By this, we mean that the first 10,000 people who made it to the stadium were greeted by environmentalists who presented them with free packets of peanuts all wrapped up in compostable packaging.
Apparently, the decision to provide baseball fans with these environmentally-friendly snacks stemmed from the fact that, for quite some time now, the Seattle Mariners have been trying to cut down on their ecological footprint by diverting as much as 85% of their waste from landfill.
informs us that the company responsible for providing the compostable packaging distributed during the Seattle Mariners vs. Boston Red Sox game is BASF, whose headquarters is in Germany.
According to company representatives, the packaging options this company put on the market are quite efficient when it comes to helping various businesses and organizations meet their green-oriented standards, especially as far as waste is concerned.

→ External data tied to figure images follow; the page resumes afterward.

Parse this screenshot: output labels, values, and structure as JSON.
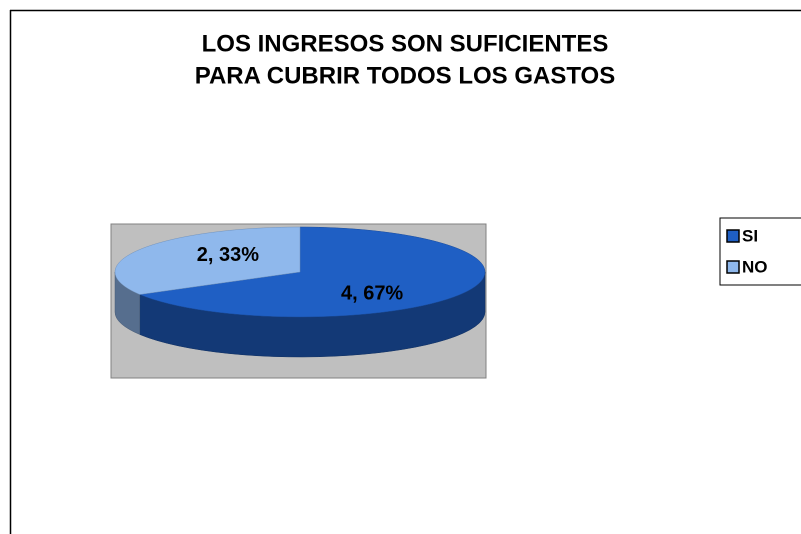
{
  "chart_data": {
    "type": "pie",
    "title": [
      "LOS INGRESOS SON SUFICIENTES",
      "PARA CUBRIR TODOS LOS GASTOS"
    ],
    "categories": [
      "SI",
      "NO"
    ],
    "values": [
      4,
      2
    ],
    "value_labels": [
      "4, 67%",
      "2, 33%"
    ],
    "colors": [
      "#1f5fc4",
      "#8fb8ec"
    ],
    "legend": "right"
  }
}
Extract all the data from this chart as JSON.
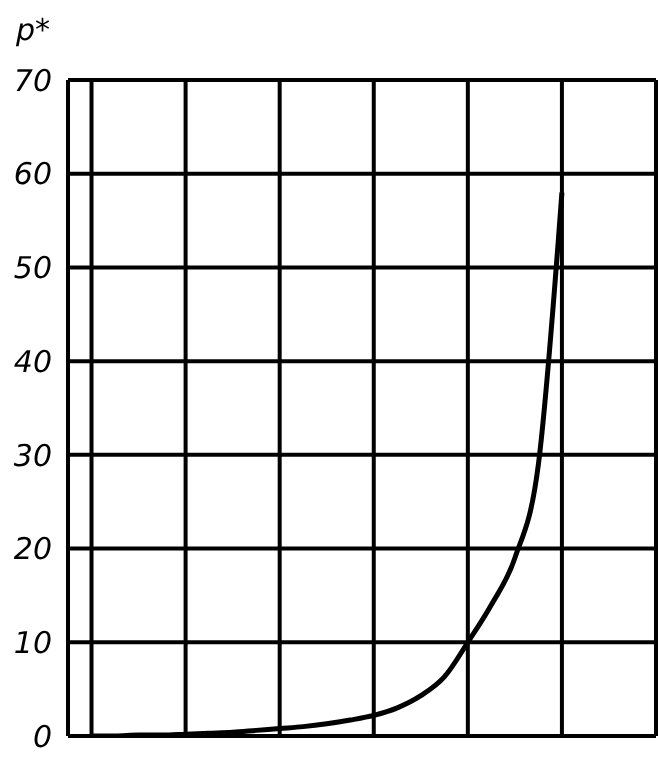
{
  "chart_data": {
    "type": "line",
    "ylabel": "p*",
    "categories": [
      null,
      null,
      null,
      null,
      null,
      null,
      null,
      null,
      null,
      null,
      null,
      null,
      null,
      null,
      null,
      null,
      null,
      null,
      null,
      null,
      null,
      null,
      null,
      null,
      null
    ],
    "series": [
      {
        "color": "#000000",
        "values": [
          0,
          0,
          0.1,
          0.1,
          0.2,
          0.3,
          0.4,
          0.6,
          0.8,
          1.0,
          1.3,
          1.7,
          2.2,
          3,
          4.3,
          6.3,
          10,
          14,
          19,
          29,
          58,
          null,
          null,
          null,
          null
        ]
      }
    ],
    "ylim": [
      0,
      70
    ],
    "yticks": [
      0,
      10,
      20,
      30,
      40,
      50,
      60,
      70
    ],
    "grid": true,
    "marker": "none",
    "line_style": "solid",
    "tick_labels": "y"
  }
}
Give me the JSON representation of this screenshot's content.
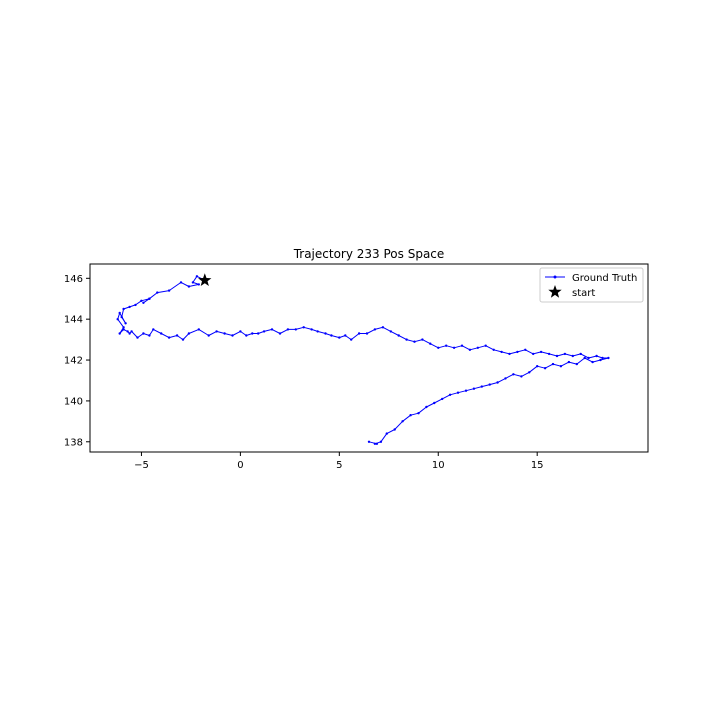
{
  "chart_data": {
    "type": "line",
    "title": "Trajectory 233 Pos Space",
    "xlabel": "",
    "ylabel": "",
    "xlim": [
      -7.6,
      20.6
    ],
    "ylim": [
      137.5,
      146.7
    ],
    "x_ticks": [
      -5,
      0,
      5,
      10,
      15
    ],
    "y_ticks": [
      138,
      140,
      142,
      144,
      146
    ],
    "grid": false,
    "legend_position": "upper right",
    "colors": {
      "series": "#0000ff",
      "marker": "#000000"
    },
    "series": [
      {
        "name": "Ground Truth",
        "color": "#0000ff",
        "x": [
          -1.8,
          -2.2,
          -2.4,
          -2.1,
          -2.6,
          -3.0,
          -3.6,
          -4.2,
          -4.6,
          -4.9,
          -4.6,
          -5.0,
          -5.3,
          -5.6,
          -5.9,
          -6.0,
          -5.8,
          -6.1,
          -6.2,
          -5.9,
          -6.1,
          -5.9,
          -5.7,
          -5.6,
          -5.5,
          -5.2,
          -4.9,
          -4.6,
          -4.4,
          -4.0,
          -3.6,
          -3.2,
          -2.9,
          -2.6,
          -2.1,
          -1.6,
          -1.2,
          -0.8,
          -0.4,
          0.0,
          0.3,
          0.6,
          0.9,
          1.2,
          1.6,
          2.0,
          2.4,
          2.8,
          3.2,
          3.6,
          3.9,
          4.3,
          4.6,
          5.0,
          5.3,
          5.6,
          6.0,
          6.4,
          6.8,
          7.2,
          7.6,
          8.0,
          8.4,
          8.8,
          9.2,
          9.6,
          10.0,
          10.4,
          10.8,
          11.2,
          11.6,
          12.0,
          12.4,
          12.8,
          13.2,
          13.6,
          14.0,
          14.4,
          14.8,
          15.2,
          15.6,
          16.0,
          16.4,
          16.8,
          17.2,
          17.6,
          18.0,
          18.3,
          18.6,
          18.2,
          17.8,
          17.4,
          17.0,
          16.6,
          16.2,
          15.8,
          15.4,
          15.0,
          14.6,
          14.2,
          13.8,
          13.4,
          13.0,
          12.6,
          12.2,
          11.8,
          11.4,
          11.0,
          10.6,
          10.2,
          9.8,
          9.4,
          9.0,
          8.6,
          8.2,
          7.8,
          7.4,
          7.1,
          6.8,
          6.9,
          6.5
        ],
        "y": [
          145.9,
          146.1,
          145.8,
          145.7,
          145.6,
          145.8,
          145.4,
          145.3,
          145.0,
          144.8,
          145.0,
          144.9,
          144.7,
          144.6,
          144.5,
          144.1,
          143.8,
          144.3,
          144.0,
          143.6,
          143.3,
          143.5,
          143.4,
          143.3,
          143.4,
          143.1,
          143.3,
          143.2,
          143.5,
          143.3,
          143.1,
          143.2,
          143.0,
          143.3,
          143.5,
          143.2,
          143.4,
          143.3,
          143.2,
          143.4,
          143.2,
          143.3,
          143.3,
          143.4,
          143.5,
          143.3,
          143.5,
          143.5,
          143.6,
          143.5,
          143.4,
          143.3,
          143.2,
          143.1,
          143.2,
          143.0,
          143.3,
          143.3,
          143.5,
          143.6,
          143.4,
          143.2,
          143.0,
          142.9,
          143.0,
          142.8,
          142.6,
          142.7,
          142.6,
          142.7,
          142.5,
          142.6,
          142.7,
          142.5,
          142.4,
          142.3,
          142.4,
          142.5,
          142.3,
          142.4,
          142.3,
          142.2,
          142.3,
          142.2,
          142.3,
          142.1,
          142.2,
          142.1,
          142.1,
          142.0,
          141.9,
          142.1,
          141.8,
          141.9,
          141.7,
          141.8,
          141.6,
          141.7,
          141.4,
          141.2,
          141.3,
          141.1,
          140.9,
          140.8,
          140.7,
          140.6,
          140.5,
          140.4,
          140.3,
          140.1,
          139.9,
          139.7,
          139.4,
          139.3,
          139.0,
          138.6,
          138.4,
          138.0,
          137.9,
          137.9,
          138.0
        ]
      },
      {
        "name": "start",
        "color": "#000000",
        "marker": "star",
        "x": [
          -1.8
        ],
        "y": [
          145.9
        ]
      }
    ]
  }
}
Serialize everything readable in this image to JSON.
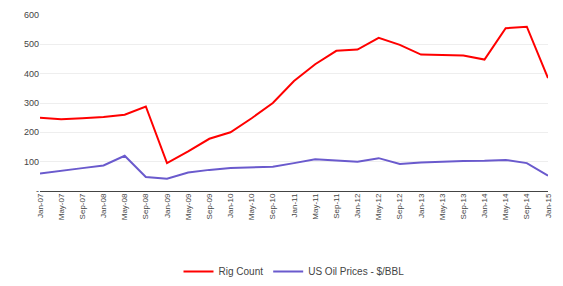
{
  "chart_data": {
    "type": "line",
    "categories": [
      "Jan-07",
      "May-07",
      "Sep-07",
      "Jan-08",
      "May-08",
      "Sep-08",
      "Jan-09",
      "May-09",
      "Sep-09",
      "Jan-10",
      "May-10",
      "Sep-10",
      "Jan-11",
      "May-11",
      "Sep-11",
      "Jan-12",
      "May-12",
      "Sep-12",
      "Jan-13",
      "May-13",
      "Sep-13",
      "Jan-14",
      "May-14",
      "Sep-14",
      "Jan-15"
    ],
    "series": [
      {
        "name": "Rig Count",
        "color": "#FF0000",
        "values": [
          250,
          245,
          248,
          252,
          260,
          288,
          95,
          135,
          178,
          200,
          248,
          300,
          375,
          432,
          478,
          482,
          522,
          498,
          465,
          463,
          462,
          448,
          555,
          560,
          385
        ]
      },
      {
        "name": "US Oil Prices - $/BBL",
        "color": "#6A5ACD",
        "values": [
          60,
          68,
          78,
          87,
          120,
          48,
          42,
          63,
          72,
          78,
          80,
          83,
          95,
          108,
          104,
          100,
          112,
          92,
          97,
          100,
          102,
          103,
          106,
          95,
          52
        ]
      }
    ],
    "ylim": [
      0,
      600
    ],
    "yticks": [
      {
        "value": 0,
        "label": "-"
      },
      100,
      200,
      300,
      400,
      500,
      600
    ],
    "grid": true,
    "legend": "bottom"
  }
}
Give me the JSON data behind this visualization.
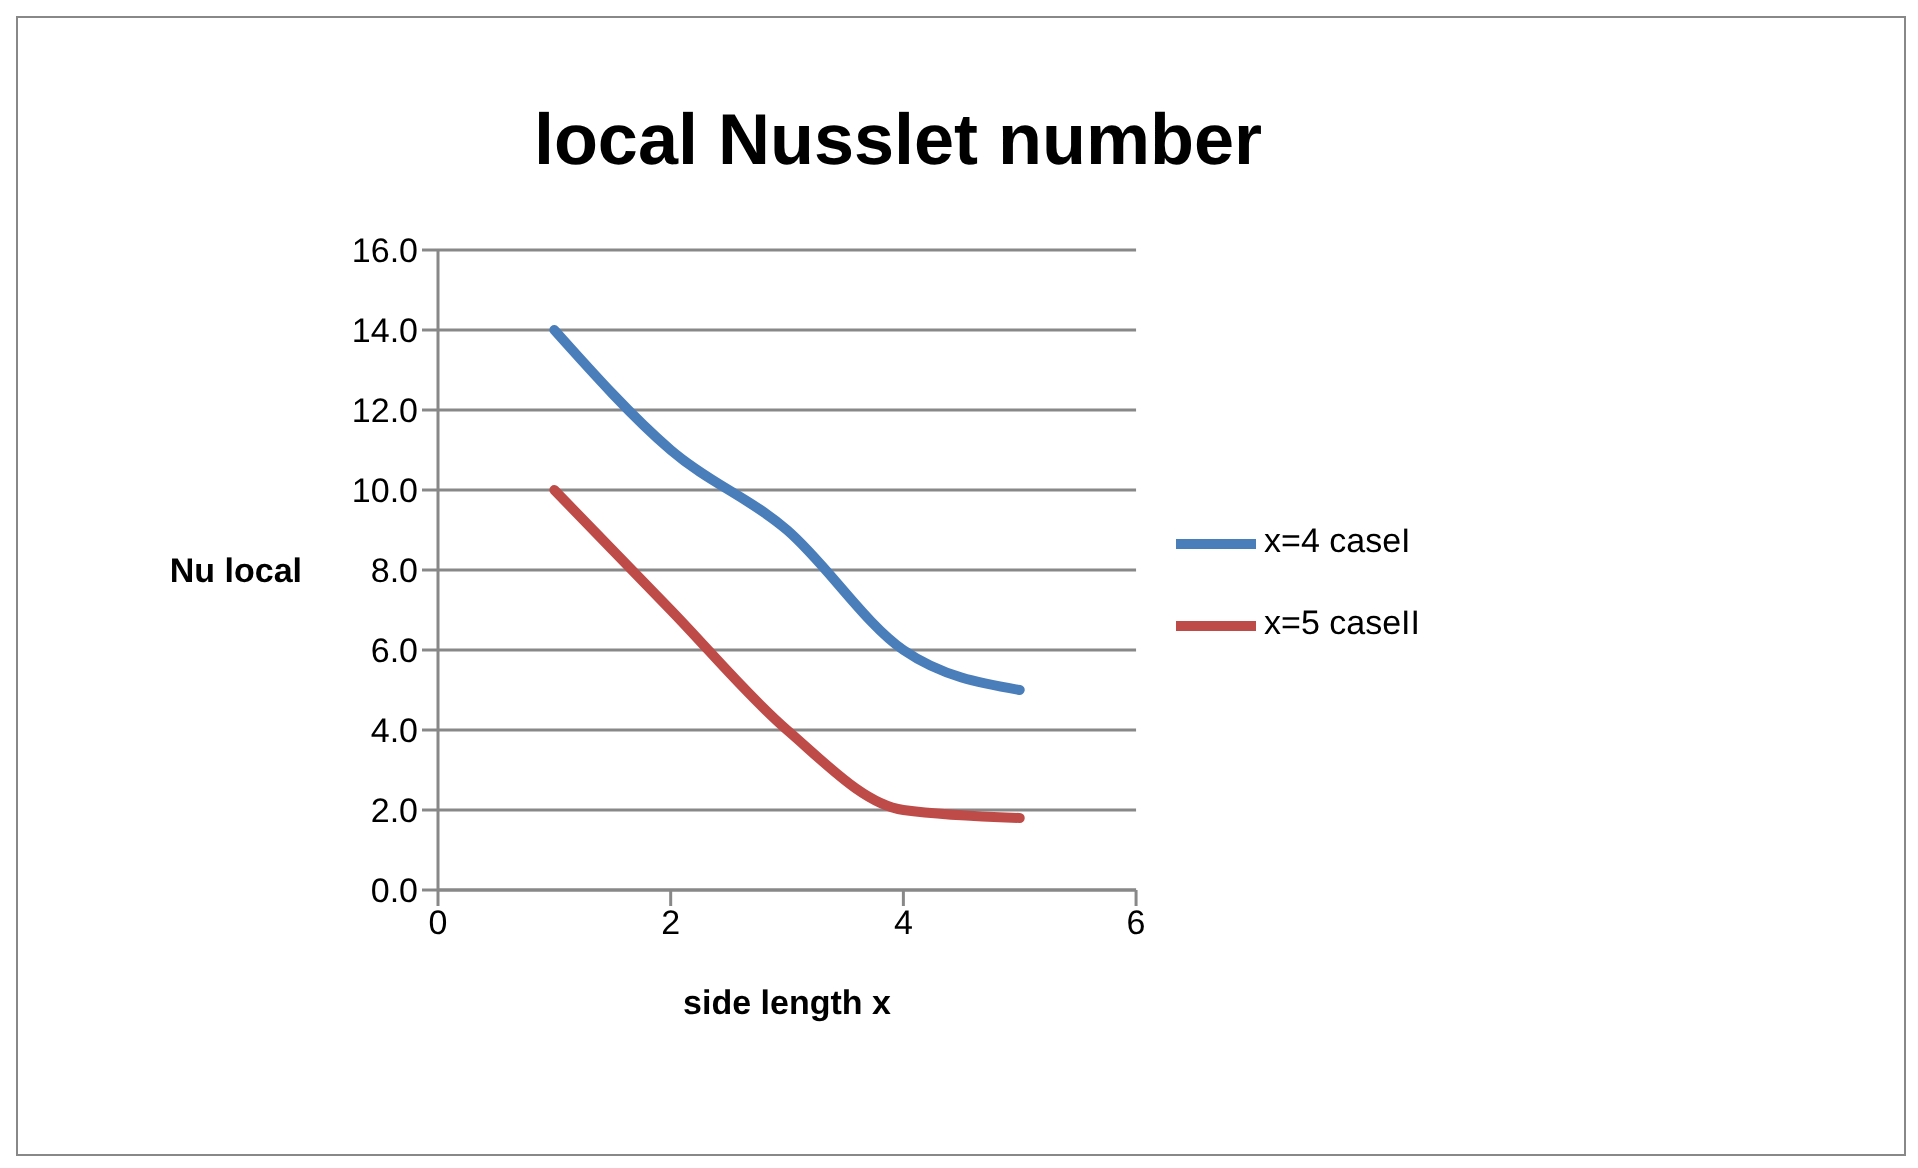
{
  "chart_data": {
    "type": "line",
    "title": "local Nusslet number",
    "xlabel": "side length  x",
    "ylabel": "Nu local",
    "x": [
      1,
      2,
      3,
      4,
      5
    ],
    "series": [
      {
        "name": "x=4 caseI",
        "color": "#4a7ebb",
        "values": [
          14,
          11,
          9,
          6,
          5
        ]
      },
      {
        "name": "x=5 caseII",
        "color": "#be4b48",
        "values": [
          10,
          7,
          4,
          2,
          1.8
        ]
      }
    ],
    "xlim": [
      0,
      6
    ],
    "xticks": [
      0,
      2,
      4,
      6
    ],
    "ylim": [
      0,
      16
    ],
    "yticks": [
      {
        "value": 0,
        "label": "0.0"
      },
      {
        "value": 2,
        "label": "2.0"
      },
      {
        "value": 4,
        "label": "4.0"
      },
      {
        "value": 6,
        "label": "6.0"
      },
      {
        "value": 8,
        "label": "8.0"
      },
      {
        "value": 10,
        "label": "10.0"
      },
      {
        "value": 12,
        "label": "12.0"
      },
      {
        "value": 14,
        "label": "14.0"
      },
      {
        "value": 16,
        "label": "16.0"
      }
    ],
    "grid": "y",
    "legend": "right"
  }
}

Scott Jenkins, vice president of operations for the Seattle Mariners, explained how, “All of our service ware is already compostable, but snack food bags have been one of the biggest barriers preventing us from getting to our goal. Flexible packaging made with BASF biopolymers could represent the holy grail of greening for our waste stream.”
On the other hand, Kimberley Schiltz, presently employed as market development manager at BASF, made a case of how the packaging alternatives brought forth by said company translate into environmentally-friendly snacks, which can be kept in stores until purchase without their quality being affected, but which do not pollute the natural world once consumers are done eating them.
In her own words, “It means that popular snack foods can be brought to market in compostable packaging that delivers needed shelf-life at a competitive price point, with a more sustainable 'end-of-life' solution than with conventional packaging materials.”